Last recipe post of 2020! And it’s basically a non-recipe recipe. See how I take care of you?
Would you believe that a lot of recipe ideas I have come from reading all these bagillion novels? This one, the coconut pineapple shrimp, and a few others that I’m blanking on right now.
All the author had to say was “they were huddled around a table eating toasted roast beef sandwiches when he looked up at me, shocked that I was standing there with a plaid ostrich coming out of my bra.” Or something like that. I was lost at TOASTED ROAST BEEF SANDWICHES.
And then of course I couldn’t let it go. So I made them once, got the omgs and the yesmoms and the maketheseagains and here we are.
It’s a pile-on situation. With a tiny bit of toasting and simmering and whisking. But the effort is so minimal you’ll never love me more.
First of all, whisk the mayo and the pepperoncini juice together. Pepperoncinis are sort of like banana peppers. Not a ton of heat, mostly acid. So that plus the creamy mayo and it’s the stuff of your dreams, really.
Then smear it on the bottom halves of your split hoagie buns. Sub buns. Whatev, Bev.
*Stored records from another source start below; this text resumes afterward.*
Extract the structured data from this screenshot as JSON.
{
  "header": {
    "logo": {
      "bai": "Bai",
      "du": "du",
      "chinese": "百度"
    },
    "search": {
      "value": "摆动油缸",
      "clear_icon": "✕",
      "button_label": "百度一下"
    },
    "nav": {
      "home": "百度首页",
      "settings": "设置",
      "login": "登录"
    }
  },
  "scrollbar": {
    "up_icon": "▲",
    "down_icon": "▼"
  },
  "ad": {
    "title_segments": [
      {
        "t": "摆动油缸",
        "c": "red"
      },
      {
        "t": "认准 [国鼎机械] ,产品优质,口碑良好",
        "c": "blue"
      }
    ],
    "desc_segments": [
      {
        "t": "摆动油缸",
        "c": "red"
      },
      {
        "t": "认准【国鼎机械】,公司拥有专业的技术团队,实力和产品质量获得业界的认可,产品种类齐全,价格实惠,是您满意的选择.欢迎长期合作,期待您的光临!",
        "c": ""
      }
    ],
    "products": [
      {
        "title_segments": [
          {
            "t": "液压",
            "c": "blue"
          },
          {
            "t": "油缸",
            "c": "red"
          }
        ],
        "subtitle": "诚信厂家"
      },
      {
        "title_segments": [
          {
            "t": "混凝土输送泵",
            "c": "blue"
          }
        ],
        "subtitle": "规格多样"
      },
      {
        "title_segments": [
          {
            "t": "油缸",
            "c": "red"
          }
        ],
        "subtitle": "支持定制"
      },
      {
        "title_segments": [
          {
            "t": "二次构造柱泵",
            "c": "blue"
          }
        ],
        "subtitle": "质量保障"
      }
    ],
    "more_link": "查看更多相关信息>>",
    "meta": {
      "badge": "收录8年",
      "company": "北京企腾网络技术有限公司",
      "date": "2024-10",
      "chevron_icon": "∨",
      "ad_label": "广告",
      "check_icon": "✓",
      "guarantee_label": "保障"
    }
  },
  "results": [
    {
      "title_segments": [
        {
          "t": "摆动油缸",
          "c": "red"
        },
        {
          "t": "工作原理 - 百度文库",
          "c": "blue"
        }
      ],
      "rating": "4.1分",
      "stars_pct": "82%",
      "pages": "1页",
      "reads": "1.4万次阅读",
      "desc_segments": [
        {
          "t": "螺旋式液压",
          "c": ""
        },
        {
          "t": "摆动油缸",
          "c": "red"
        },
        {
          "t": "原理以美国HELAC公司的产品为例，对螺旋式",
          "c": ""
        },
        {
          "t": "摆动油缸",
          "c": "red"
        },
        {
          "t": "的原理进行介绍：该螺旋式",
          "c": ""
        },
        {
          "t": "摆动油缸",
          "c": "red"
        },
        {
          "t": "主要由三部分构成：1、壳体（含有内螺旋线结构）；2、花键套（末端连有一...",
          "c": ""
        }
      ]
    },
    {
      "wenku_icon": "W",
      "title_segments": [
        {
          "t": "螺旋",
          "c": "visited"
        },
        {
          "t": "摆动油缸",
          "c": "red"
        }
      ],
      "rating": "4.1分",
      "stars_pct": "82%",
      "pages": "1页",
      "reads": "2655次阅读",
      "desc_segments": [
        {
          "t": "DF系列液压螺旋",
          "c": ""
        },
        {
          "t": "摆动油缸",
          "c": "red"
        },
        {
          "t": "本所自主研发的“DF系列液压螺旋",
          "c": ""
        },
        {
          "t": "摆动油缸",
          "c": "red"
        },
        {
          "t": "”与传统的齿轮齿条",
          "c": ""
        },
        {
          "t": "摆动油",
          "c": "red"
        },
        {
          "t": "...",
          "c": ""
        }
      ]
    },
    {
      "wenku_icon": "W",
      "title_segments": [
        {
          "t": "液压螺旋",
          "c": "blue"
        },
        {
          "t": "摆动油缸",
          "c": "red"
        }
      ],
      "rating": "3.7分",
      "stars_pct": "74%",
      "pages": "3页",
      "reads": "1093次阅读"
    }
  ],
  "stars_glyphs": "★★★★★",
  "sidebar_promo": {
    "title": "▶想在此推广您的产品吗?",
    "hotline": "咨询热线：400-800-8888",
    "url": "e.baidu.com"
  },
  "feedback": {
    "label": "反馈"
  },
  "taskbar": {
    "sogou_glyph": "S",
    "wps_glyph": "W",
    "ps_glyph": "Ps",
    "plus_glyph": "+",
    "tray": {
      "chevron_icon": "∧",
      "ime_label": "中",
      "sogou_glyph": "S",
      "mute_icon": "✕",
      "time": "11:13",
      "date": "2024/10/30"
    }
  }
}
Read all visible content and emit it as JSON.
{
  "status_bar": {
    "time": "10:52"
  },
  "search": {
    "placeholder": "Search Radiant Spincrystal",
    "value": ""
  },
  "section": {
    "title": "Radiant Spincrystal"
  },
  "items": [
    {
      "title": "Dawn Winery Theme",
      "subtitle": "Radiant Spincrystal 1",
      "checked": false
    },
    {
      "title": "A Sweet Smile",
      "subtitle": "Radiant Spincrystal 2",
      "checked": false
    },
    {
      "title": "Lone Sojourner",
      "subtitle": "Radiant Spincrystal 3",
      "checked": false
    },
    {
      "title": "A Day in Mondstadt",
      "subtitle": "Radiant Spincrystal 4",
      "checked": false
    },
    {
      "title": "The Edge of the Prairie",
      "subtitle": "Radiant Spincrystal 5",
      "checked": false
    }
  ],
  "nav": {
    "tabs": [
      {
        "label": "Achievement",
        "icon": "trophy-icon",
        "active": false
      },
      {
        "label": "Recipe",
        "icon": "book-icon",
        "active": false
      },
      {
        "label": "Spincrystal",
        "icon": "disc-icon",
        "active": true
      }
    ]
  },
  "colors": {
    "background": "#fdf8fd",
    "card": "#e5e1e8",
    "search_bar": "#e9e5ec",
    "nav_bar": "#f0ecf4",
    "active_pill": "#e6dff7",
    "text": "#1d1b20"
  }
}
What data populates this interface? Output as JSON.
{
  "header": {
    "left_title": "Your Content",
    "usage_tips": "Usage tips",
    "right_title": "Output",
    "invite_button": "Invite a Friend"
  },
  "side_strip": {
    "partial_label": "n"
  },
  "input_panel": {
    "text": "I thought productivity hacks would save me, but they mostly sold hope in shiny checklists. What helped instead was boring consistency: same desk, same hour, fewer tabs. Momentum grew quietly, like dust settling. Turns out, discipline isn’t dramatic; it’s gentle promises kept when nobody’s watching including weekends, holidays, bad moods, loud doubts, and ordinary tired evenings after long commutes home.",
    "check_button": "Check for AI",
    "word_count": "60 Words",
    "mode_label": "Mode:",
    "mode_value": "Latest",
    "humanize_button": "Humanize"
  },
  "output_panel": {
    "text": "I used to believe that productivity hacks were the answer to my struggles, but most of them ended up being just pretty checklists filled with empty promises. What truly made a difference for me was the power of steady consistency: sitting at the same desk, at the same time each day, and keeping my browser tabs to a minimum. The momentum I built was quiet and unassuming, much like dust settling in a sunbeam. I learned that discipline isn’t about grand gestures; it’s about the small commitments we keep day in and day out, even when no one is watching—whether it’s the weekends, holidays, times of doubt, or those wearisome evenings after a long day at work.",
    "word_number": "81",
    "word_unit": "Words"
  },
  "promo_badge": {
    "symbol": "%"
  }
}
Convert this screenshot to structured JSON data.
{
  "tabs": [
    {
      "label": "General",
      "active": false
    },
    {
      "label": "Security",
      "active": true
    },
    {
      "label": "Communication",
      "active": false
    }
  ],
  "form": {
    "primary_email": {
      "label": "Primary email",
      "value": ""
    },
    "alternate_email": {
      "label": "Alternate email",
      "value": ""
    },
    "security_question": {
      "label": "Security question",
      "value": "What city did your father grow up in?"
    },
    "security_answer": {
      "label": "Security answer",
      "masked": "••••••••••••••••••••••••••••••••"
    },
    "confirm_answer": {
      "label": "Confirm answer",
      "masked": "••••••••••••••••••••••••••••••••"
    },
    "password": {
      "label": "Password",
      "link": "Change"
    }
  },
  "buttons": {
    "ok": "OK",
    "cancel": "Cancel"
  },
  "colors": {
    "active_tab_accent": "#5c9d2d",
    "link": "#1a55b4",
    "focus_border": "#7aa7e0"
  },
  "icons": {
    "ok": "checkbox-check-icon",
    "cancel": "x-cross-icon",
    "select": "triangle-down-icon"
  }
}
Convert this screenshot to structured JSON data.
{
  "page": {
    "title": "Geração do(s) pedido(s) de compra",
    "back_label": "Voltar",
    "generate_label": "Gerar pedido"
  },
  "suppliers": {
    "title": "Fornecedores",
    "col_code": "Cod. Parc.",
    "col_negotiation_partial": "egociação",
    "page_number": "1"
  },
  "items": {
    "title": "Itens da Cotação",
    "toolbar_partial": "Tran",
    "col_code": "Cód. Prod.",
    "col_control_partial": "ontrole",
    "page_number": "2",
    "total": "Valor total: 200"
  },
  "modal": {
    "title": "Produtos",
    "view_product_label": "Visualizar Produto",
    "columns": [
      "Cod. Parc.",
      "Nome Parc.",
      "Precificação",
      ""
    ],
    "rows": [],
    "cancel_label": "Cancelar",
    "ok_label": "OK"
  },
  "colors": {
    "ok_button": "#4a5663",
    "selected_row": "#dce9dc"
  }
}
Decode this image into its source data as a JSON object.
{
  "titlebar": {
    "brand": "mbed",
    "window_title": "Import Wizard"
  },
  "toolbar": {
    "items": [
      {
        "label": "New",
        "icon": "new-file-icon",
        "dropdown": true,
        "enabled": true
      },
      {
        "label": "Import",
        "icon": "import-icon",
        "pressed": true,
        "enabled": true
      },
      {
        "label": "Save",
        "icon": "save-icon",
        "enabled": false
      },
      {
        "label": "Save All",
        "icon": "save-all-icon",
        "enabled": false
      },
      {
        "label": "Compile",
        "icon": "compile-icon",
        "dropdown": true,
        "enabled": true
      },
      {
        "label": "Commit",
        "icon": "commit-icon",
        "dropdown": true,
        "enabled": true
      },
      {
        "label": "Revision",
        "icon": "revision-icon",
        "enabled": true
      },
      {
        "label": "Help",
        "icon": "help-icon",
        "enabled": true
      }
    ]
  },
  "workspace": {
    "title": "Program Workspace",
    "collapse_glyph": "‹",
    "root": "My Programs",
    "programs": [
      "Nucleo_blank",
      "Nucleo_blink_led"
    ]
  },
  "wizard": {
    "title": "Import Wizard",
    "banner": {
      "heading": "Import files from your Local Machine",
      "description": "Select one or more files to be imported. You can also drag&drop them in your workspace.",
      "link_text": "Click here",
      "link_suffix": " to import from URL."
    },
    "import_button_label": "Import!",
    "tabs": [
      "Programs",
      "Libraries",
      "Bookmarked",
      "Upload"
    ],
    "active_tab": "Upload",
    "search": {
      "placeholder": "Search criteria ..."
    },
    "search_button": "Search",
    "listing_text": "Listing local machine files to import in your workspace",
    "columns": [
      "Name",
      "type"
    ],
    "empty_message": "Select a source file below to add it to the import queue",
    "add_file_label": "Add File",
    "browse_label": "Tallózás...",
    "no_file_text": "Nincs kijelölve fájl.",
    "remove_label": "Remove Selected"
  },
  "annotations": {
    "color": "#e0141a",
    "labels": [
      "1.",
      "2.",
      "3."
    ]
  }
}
Then violently pile on some thinly sliced roast beef. Get the good stuff at the deli, where a human hands you a bag over a counter. That stuff. Worth it.
Then place your swiss on the top halves.
This goes into an oven for 10 minutes, which gives you time to do two things. Three things.
A few things.
- Thinly slice your ICEBERG LETTUCE. Who here doth forgotteth about the watery, crispy magic of iceberg? ME. There’s negative nutrition in this (maybe that’s a myth actually, I have zero clue), but it sure is nostalgic to eat. And works brilliantly with toasted roasted beef subs. Highly recommend.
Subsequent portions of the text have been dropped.